Where’d your passion for food come from?

You know, I don’t really know. Some people say it’s in your blood I guess but I mean, I don’t know how much truth there is to it, you know? But my great-grandfather was a chef, and my family always liked good food, but I didn’t grow up in like a household that was making dinners every Sunday and stuff, but for the major holidays — half my family’s pretty Polish so Easter is a big deal and Christmas is a big deal and we made big dinners and stuff like that. But it was nothing crazy or out of the ordinary.

When I was younger, I wanted to be an artist, and then I couldn’t get into the art school. I ended up going to a vocational school to check it out because my parents were like, “hey, you know, at the very least you can leave with some kind of trade.” And I soon as I walked in the kitchen, I fell in love with it.

Yeah, and you grew up in Port Richmond, right?

Yes.

What was that? Like, did you enjoy growing up there? Do you still live there?
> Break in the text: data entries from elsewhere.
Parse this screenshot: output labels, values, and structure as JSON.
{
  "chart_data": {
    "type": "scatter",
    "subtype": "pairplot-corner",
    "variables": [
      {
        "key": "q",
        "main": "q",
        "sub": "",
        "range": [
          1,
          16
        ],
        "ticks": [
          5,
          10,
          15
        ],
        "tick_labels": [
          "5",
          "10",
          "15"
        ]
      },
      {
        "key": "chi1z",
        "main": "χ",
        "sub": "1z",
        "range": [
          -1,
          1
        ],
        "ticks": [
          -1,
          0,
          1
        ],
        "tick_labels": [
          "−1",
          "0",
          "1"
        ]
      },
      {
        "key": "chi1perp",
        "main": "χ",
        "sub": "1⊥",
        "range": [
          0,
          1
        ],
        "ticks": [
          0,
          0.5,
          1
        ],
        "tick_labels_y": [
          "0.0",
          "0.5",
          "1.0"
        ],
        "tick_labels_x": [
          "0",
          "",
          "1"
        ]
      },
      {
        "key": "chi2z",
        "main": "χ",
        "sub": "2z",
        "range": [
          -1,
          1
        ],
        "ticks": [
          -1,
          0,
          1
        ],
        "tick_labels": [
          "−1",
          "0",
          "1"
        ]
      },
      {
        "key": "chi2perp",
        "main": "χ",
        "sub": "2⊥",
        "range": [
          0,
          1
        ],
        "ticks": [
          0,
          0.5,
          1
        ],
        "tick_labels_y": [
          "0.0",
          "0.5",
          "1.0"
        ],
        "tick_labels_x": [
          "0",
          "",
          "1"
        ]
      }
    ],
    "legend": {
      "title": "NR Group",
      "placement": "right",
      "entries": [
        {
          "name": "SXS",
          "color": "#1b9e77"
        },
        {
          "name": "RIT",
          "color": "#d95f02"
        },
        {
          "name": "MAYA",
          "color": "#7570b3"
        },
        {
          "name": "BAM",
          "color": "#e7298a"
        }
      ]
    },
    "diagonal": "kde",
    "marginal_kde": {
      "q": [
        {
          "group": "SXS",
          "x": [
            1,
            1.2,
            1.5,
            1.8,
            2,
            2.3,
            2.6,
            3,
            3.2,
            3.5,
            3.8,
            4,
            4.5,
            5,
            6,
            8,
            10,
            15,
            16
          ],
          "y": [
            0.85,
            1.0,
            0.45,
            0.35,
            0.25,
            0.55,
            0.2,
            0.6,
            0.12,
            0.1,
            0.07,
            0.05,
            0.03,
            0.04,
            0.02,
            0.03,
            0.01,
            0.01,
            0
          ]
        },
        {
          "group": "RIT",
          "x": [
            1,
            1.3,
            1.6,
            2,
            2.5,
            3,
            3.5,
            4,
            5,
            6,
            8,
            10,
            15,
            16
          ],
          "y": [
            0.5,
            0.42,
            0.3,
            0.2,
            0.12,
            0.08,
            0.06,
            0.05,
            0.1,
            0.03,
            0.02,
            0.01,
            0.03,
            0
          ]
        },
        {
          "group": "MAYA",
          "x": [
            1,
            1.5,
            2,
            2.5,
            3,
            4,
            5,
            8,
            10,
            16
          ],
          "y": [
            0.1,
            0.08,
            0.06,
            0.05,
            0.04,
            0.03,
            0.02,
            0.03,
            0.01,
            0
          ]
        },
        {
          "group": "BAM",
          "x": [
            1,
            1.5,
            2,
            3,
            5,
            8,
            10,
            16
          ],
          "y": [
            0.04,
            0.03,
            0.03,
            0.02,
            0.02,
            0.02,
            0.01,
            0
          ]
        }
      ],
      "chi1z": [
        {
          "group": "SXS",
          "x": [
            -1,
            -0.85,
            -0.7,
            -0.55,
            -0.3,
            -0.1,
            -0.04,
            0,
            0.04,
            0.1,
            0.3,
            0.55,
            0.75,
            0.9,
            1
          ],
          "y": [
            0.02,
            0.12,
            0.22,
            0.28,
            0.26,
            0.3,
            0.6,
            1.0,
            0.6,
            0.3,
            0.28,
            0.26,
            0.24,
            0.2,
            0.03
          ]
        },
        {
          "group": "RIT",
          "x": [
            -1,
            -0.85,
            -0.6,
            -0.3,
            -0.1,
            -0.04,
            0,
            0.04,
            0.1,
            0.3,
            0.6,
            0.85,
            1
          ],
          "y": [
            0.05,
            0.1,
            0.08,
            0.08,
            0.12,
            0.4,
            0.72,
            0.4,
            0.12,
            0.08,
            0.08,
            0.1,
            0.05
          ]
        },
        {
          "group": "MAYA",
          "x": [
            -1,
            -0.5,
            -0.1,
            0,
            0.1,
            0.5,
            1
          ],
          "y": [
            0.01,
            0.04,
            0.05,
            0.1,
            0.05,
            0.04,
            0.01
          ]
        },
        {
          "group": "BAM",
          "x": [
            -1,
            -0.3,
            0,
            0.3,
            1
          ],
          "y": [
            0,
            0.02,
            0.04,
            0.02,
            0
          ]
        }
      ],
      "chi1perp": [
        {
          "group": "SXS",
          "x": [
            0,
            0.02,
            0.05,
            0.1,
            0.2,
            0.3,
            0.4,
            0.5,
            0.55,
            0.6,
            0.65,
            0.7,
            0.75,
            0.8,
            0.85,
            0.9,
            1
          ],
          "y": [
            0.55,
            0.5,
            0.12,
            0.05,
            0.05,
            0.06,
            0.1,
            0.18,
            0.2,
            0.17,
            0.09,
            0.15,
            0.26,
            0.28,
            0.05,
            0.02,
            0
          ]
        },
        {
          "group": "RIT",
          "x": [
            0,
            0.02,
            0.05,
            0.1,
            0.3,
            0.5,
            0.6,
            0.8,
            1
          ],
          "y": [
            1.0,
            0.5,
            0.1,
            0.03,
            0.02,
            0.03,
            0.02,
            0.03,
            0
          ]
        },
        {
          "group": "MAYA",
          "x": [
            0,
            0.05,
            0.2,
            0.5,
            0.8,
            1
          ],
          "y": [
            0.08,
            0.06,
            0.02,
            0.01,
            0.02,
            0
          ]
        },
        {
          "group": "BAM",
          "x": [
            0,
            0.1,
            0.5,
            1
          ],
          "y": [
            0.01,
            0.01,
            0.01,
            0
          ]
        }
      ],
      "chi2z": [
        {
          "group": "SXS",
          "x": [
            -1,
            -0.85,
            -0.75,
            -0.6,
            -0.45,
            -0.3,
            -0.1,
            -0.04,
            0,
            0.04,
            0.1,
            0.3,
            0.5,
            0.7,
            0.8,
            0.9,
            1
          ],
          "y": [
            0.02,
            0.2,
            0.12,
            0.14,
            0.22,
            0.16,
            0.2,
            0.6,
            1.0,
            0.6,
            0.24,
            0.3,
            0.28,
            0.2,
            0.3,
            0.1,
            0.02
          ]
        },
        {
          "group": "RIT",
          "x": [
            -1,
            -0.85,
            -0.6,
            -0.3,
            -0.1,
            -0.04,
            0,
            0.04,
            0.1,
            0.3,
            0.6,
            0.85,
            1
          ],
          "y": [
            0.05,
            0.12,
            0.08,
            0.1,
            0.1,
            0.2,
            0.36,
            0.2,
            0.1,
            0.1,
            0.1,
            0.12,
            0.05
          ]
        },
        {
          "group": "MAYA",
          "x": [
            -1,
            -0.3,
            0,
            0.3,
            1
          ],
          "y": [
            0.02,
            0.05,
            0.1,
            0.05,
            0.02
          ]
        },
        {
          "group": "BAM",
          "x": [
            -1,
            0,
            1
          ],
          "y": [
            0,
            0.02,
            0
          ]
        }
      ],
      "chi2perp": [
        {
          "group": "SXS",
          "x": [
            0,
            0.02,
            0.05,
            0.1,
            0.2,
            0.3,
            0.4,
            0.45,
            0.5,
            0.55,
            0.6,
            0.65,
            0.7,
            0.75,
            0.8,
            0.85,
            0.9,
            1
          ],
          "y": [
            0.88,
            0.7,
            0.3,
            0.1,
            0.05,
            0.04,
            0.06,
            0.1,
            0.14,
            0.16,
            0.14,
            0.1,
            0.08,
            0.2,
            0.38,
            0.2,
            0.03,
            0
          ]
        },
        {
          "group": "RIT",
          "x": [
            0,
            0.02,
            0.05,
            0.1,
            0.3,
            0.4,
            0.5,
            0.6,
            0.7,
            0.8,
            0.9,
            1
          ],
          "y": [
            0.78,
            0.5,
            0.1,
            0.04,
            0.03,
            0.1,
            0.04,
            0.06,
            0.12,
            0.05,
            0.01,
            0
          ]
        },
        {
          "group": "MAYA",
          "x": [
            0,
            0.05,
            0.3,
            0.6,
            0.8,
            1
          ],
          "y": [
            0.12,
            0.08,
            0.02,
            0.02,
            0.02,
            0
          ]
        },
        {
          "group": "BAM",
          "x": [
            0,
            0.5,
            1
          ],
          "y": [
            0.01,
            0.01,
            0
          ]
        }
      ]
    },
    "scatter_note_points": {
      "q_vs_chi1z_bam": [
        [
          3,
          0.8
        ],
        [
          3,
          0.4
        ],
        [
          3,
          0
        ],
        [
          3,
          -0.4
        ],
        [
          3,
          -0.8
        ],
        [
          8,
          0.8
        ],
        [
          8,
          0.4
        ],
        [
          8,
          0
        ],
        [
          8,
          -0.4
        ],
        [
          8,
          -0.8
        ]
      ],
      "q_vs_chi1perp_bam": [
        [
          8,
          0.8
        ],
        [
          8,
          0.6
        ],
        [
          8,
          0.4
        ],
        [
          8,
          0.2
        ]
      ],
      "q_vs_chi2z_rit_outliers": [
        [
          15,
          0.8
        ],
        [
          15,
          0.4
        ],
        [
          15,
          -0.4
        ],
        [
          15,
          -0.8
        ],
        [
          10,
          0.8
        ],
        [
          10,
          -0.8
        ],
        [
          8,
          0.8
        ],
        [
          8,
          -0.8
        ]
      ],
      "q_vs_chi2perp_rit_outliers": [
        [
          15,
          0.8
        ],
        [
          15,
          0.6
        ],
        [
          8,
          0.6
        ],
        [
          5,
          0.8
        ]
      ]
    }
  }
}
No, I don’t still live there. I am, you know, being a typical Philadelphian, I wanted to get out of Philadelphia. Especially then, Fishtown wasn’t what it is now and the Port Richmond/Fishtown/Kensington area was a little rough and there was a lot of drugs and I didn’t want to fall into any of that. So as soon as high school was over I wanted to get out so I went to Providence.

Providence, Rhode Island?

Yeah for Johnson & Wales.

OK, but you’re back living in the area now, right?

Yeah, I’ve been back and forth a couple times. I came back to work at Le Bec-Fin, then left again to work in New York and then came back again. Every time I leave Philly I’m like “I gotta get out of here” and then I leave and I’m like “man, I miss Philly.”

How would you describe the food scene in South Philly?

It’s definitely up and coming. The scene just popped up almost overnight. Just on every street every restaurant down here is great. I mean, I’m pretty sure we have the most Three Bell restaurants. Like how are you? Like, you know in one single like small compact area. The food scene is just awesome. It’s up-and-coming. I wish they could figure out how to get people a place to park — that would make things a little better, but it’s great. It’s here. It’s awesome. Everybody’s doing great things, and there’s plenty of great restaurants and it’s a great place to live. So like that’s why when I came back I, you know, I was like, I think we should live in South Philly and I fell in love with it. I love this area.

OK, and last question: What’s your favorite part of your job working at Laurel?

It’s the team. When I was in New York, I was working at Del Posto, and before that I was at Le Bec-Fin. So I was working in these big kitchens and you don’t really feel much in those the kitchens. It’s kind of like being on a yacht, you know, you don’t feel anything. No waves or anything. So when I came back to Philly to do this, the best part about it was like you’re in it. Our kitchen is super small here. It’s a tight team. There’s no front of house/back of house animosity. It’s like everybody’s on the same team, everybody truly loves each other and it’s an awesome environment to be in.